AN IRISH priest has spoken out about the rate of suicide among members of the clergy, after the death of nine of his peers in the last decade.

Fr Tim Hazelwood said there is a perception in Ireland that priests are exempt from the same mental health issues which affect the general population.

He added that negativity surrounding his profession in recent years following a number of sex abuse scandals in the Roman Catholic Church has made young priests very anxious.

“In the last 10 years, nine priests have taken their own lives,” Fr Hazelwood explained to The Patricia Messinger Show on C103FM.

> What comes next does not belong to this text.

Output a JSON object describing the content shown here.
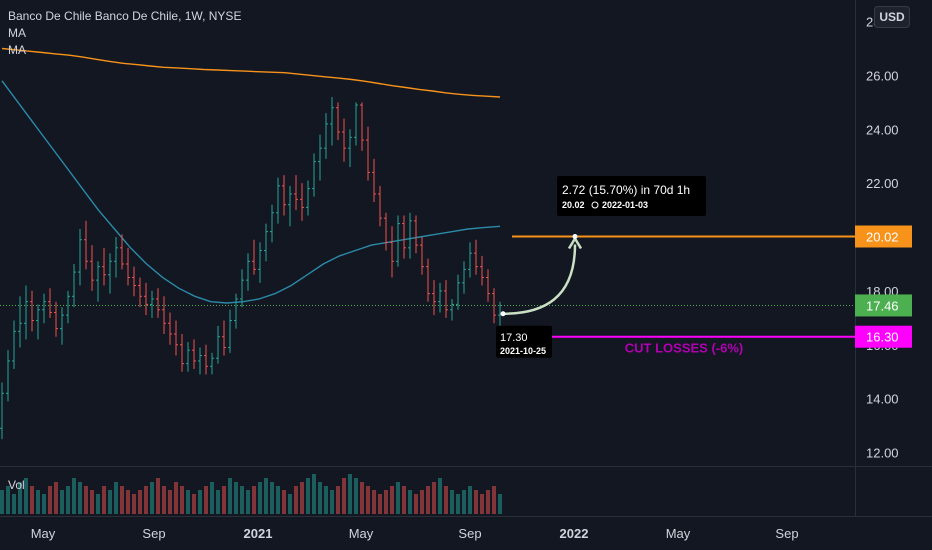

“There is a perception there that we are not supposed to be weak. Even among ourselves you are supposed to be strong, you are supposed to have ability.”

Fr Hazelwood said that clergymen are under the same stresses and strains as everyone else but their battles with mental health and addiction are little recognised.

“The reality is that priests represent life,” he said. “We are the same as everybody else. Some of us have mental health problems, some of us have addiction problems.

“There is an added stress that is put on to us ourselves and people project that image on to us of perfection.

“You are supposed to be alright all the time and you are not.”

Fr Hazelwood said that due to the nature of their profession, priests are confronted with the stark realities of death on a regular basis.

He recounted one Christmas Eve when he presided over the funeral of a young girl who took her own life, before having to officiate a Children’s Mass afterwards.

The Co. Cork-based priest said days such as those “take their toll” on the mental health of clergymen.

Fr Hazelwood also explained how controversies surrounding the Church in recent years have added to the stress of priests.

He said some even fear for their safety and gave the example of a priest in Cloyne, Co. Cork who was verbally attacked at the altar recently by a drunk parishioner.

“For the last 20 years, priests have had to quietly listen and take on an awful lot of negativity about the profession they love and the life they love and the faith that they love,” Fr Hazelwood said.

“A lot of priests are very upset over it because that is not what they signed up for or what they represent and yet it is put on them.

“We have no place to talk about that.”